🦋 03. Pinangan Tanpa Cinta 🦋

3.8K 432 106
                                    

Selamat malam, temans😍🥰
Mas Cakra yang suka maksa dateng lagi menyapamu😁
.
.
.
Juni baru saja melepas kepergian pelanggan terakhirnya sebelum jam makan siang. Senyumnya cerah karena sepanjang pagi dia telah sibuk merangkai bunga dengan pembeli yang tak ada putusnya. Dia lelah, tetapi merasa bahagia dengan pencapaiannya hari itu.

Senyumnya pudar ketika melihat Cakra datang ke kios bunga lagi siang ini. Pria itu berkata kebetulan saja sudah menyelesaikan pekerjaannya dan ingin makan siang bersama Juni. Juni yang sudah mulai mengenali adat buruk Cakra hanya bisa diam. Menolak Cakra sama dengan siap adu argumen panjang dan berakhir dengan kekalahan dipihak Juni serta kedongkolan hati yang berakibat pada mood Juni.

Cakra membawa sayur asem sebagai menu makan siang mereka, lengkap dengan cumi goreng mentega, dan sambal jeruk limau serta pepes ikan mas. Juni mengakui dalam hati, Cakra adalah jenis pria yang peduli dengan asupan gizi yang Juni makan. Rea pergi ke kios tetangga seperti biasanya saat Cakra datang dan memilih untuk meninggalkan Juni daripada berada dalam situasi yang tidak mengenakkan.

"Jadi, Sayang, aku akan melamarmu seminggu lagi dan kita akan menikah 2 minggu setelahnya. Kau tak perlu menyiapkan apa pun karena aku yang akan mengurusnya. Persiapkan saja dirimu, pergi ke salon kecantikan untuk memanjakan diri. Percantik wajahmu supaya kau akan terlihat lebih menawan di hari pernikahan kita," kata Cakra.

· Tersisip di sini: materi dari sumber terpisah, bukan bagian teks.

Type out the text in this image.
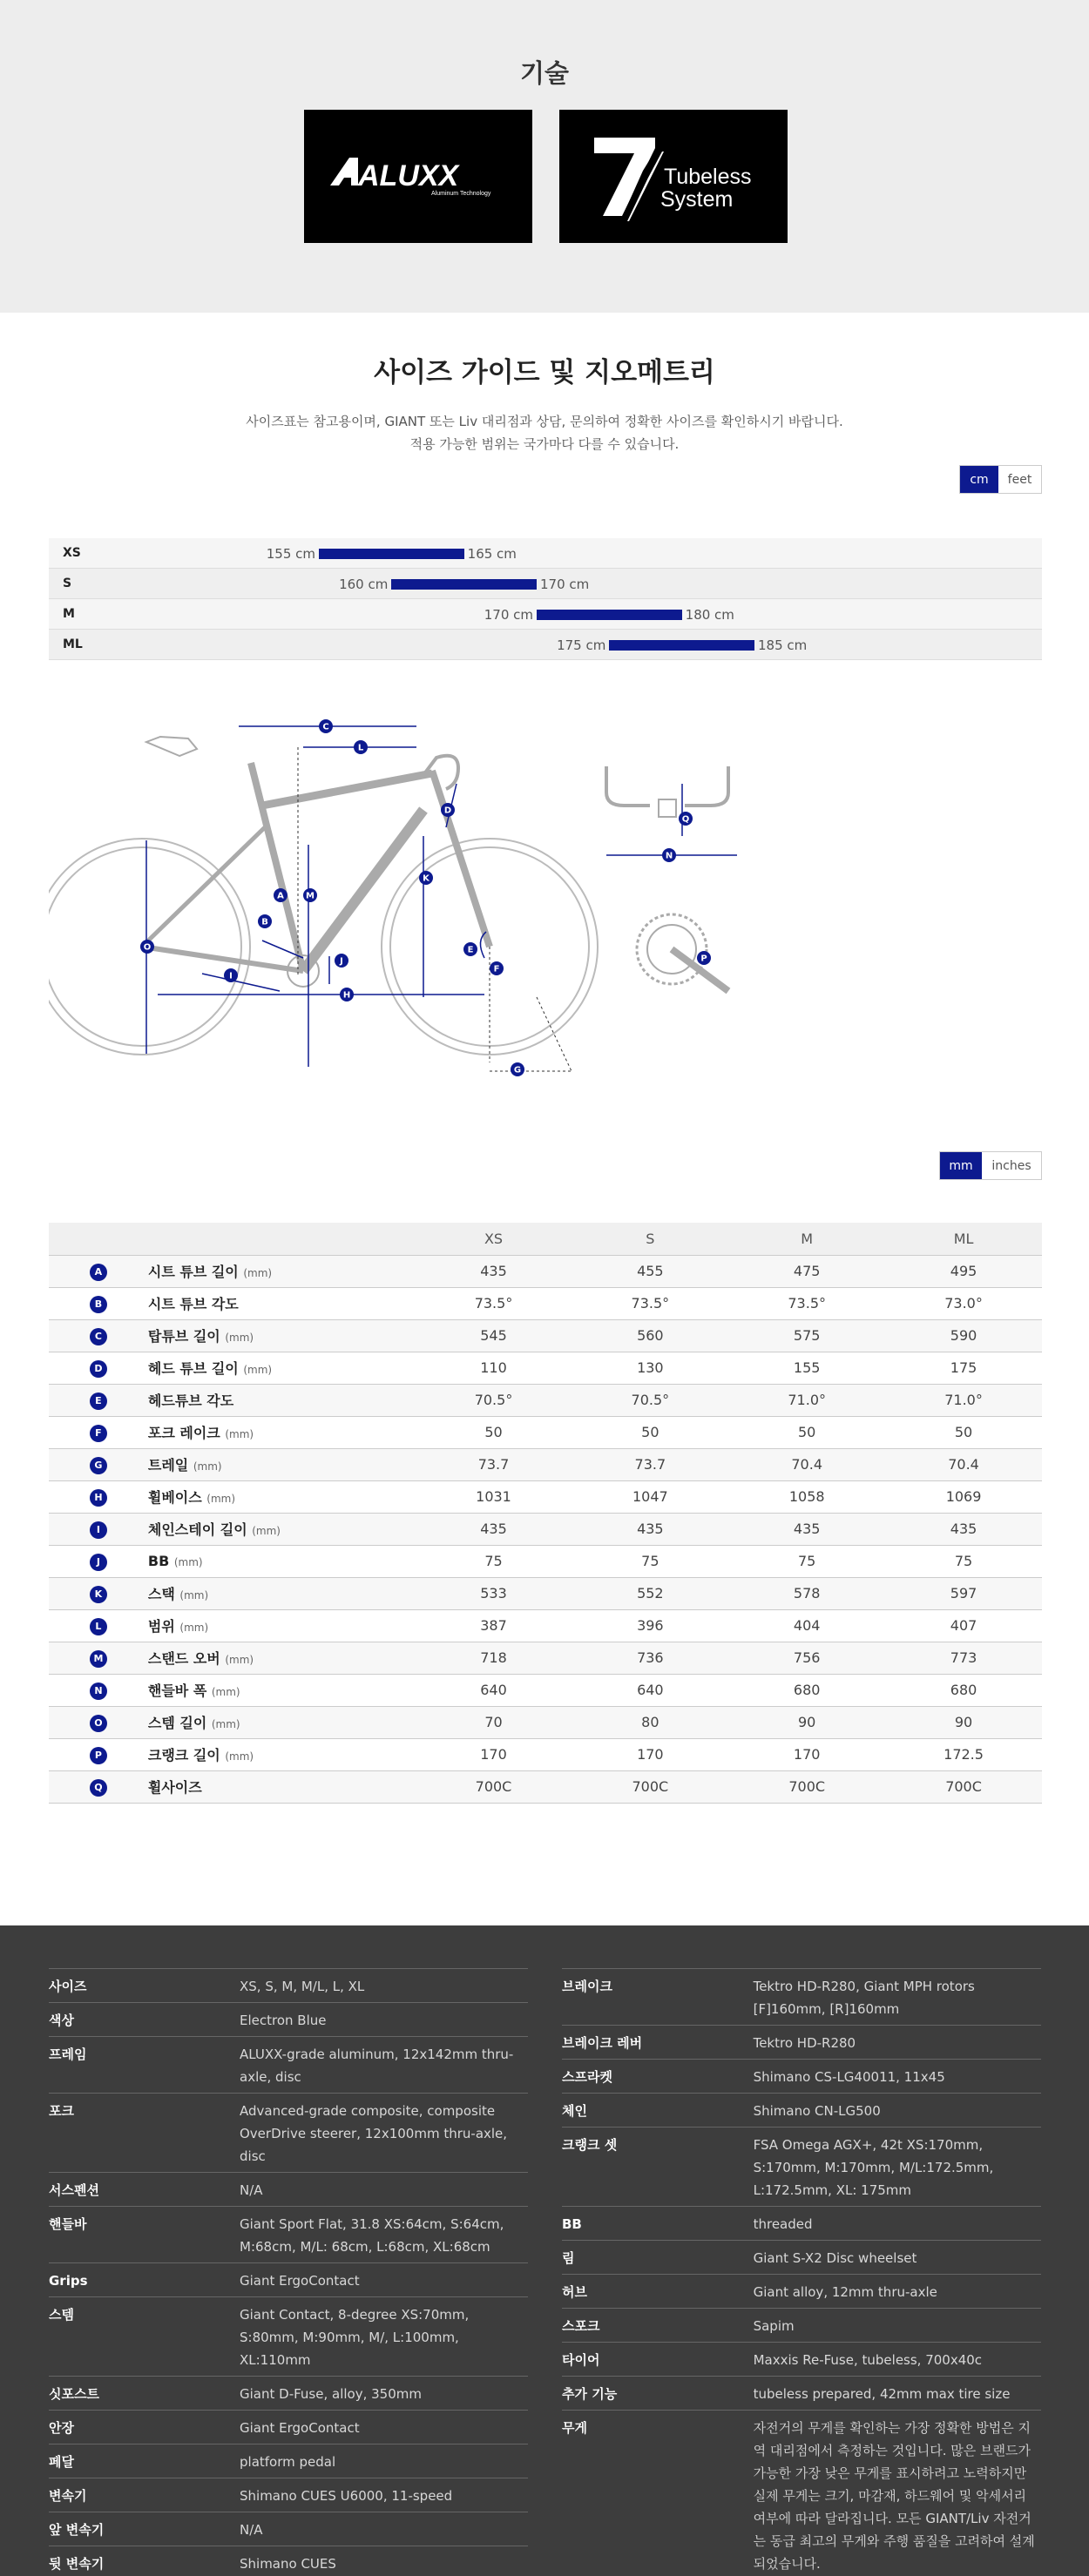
기술
ALUXX
Aluminum Technology
Tubeless
System
사이즈 가이드 및 지오메트리
사이즈표는 참고용이며, GIANT 또는 Liv 대리점과 상담, 문의하여 정확한 사이즈를 확인하시기 바랍니다.
적용 가능한 범위는 국가마다 다를 수 있습니다.
cm	feet
XS	155 cm	165 cm
S	160 cm	170 cm
M	170 cm	180 cm
ML	175 cm	185 cm
A
B
C
D
E
F
G
H
I
J
K
L
M
N
O
P
Q
mm	inches
		XS	S	M	ML
A	시트 튜브 길이 (mm)	435	455	475	495
B	시트 튜브 각도	73.5°	73.5°	73.5°	73.0°
C	탑튜브 길이 (mm)	545	560	575	590
D	헤드 튜브 길이 (mm)	110	130	155	175
E	헤드튜브 각도	70.5°	70.5°	71.0°	71.0°
F	포크 레이크 (mm)	50	50	50	50
G	트레일 (mm)	73.7	73.7	70.4	70.4
H	휠베이스 (mm)	1031	1047	1058	1069
I	체인스테이 길이 (mm)	435	435	435	435
J	BB (mm)	75	75	75	75
K	스택 (mm)	533	552	578	597
L	범위 (mm)	387	396	404	407
M	스탠드 오버 (mm)	718	736	756	773
N	핸들바 폭 (mm)	640	640	680	680
O	스템 길이 (mm)	70	80	90	90
P	크랭크 길이 (mm)	170	170	170	172.5
Q	휠사이즈	700C	700C	700C	700C
사이즈	XS, S, M, M/L, L, XL
색상	Electron Blue
프레임	ALUXX-grade aluminum, 12x142mm thru-axle, disc
포크	Advanced-grade composite, composite OverDrive steerer, 12x100mm thru-axle, disc
서스펜션	N/A
핸들바	Giant Sport Flat, 31.8 XS:64cm, S:64cm, M:68cm, M/L: 68cm, L:68cm, XL:68cm
Grips	Giant ErgoContact
스템	Giant Contact, 8-degree XS:70mm, S:80mm, M:90mm, M/, L:100mm, XL:110mm
싯포스트	Giant D-Fuse, alloy, 350mm
안장	Giant ErgoContact
페달	platform pedal
변속기	Shimano CUES U6000, 11-speed
앞 변속기	N/A
뒷 변속기	Shimano CUES
브레이크	Tektro HD-R280, Giant MPH rotors [F]160mm, [R]160mm
브레이크 레버	Tektro HD-R280
스프라켓	Shimano CS-LG40011, 11x45
체인	Shimano CN-LG500
크랭크 셋	FSA Omega AGX+, 42t XS:170mm, S:170mm, M:170mm, M/L:172.5mm, L:172.5mm, XL: 175mm
BB	threaded
림	Giant S-X2 Disc wheelset
허브	Giant alloy, 12mm thru-axle
스포크	Sapim
타이어	Maxxis Re-Fuse, tubeless, 700x40c
추가 기능	tubeless prepared, 42mm max tire size
무게	자전거의 무게를 확인하는 가장 정확한 방법은 지역 대리점에서 측정하는 것입니다. 많은 브랜드가 가능한 가장 낮은 무게를 표시하려고 노력하지만 실제 무게는 크기, 마감재, 하드웨어 및 악세서리 여부에 따라 달라집니다. 모든 GIANT/Liv 자전거는 동급 최고의 무게와 주행 품질을 고려하여 설계되었습니다.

Juni membiarkan Cakra mengoceh sendiri sementara dia terus mengunyah cumi goreng mentega yang sangat menggugah seleranya siang itu. Pikirannya hanya tertuju pada makanan tanpa peduli Cakra yang sedang memperhatikannya dengan seksama. Baru kali ini Juni merasa santai dan masa bodoh di depan Cakra.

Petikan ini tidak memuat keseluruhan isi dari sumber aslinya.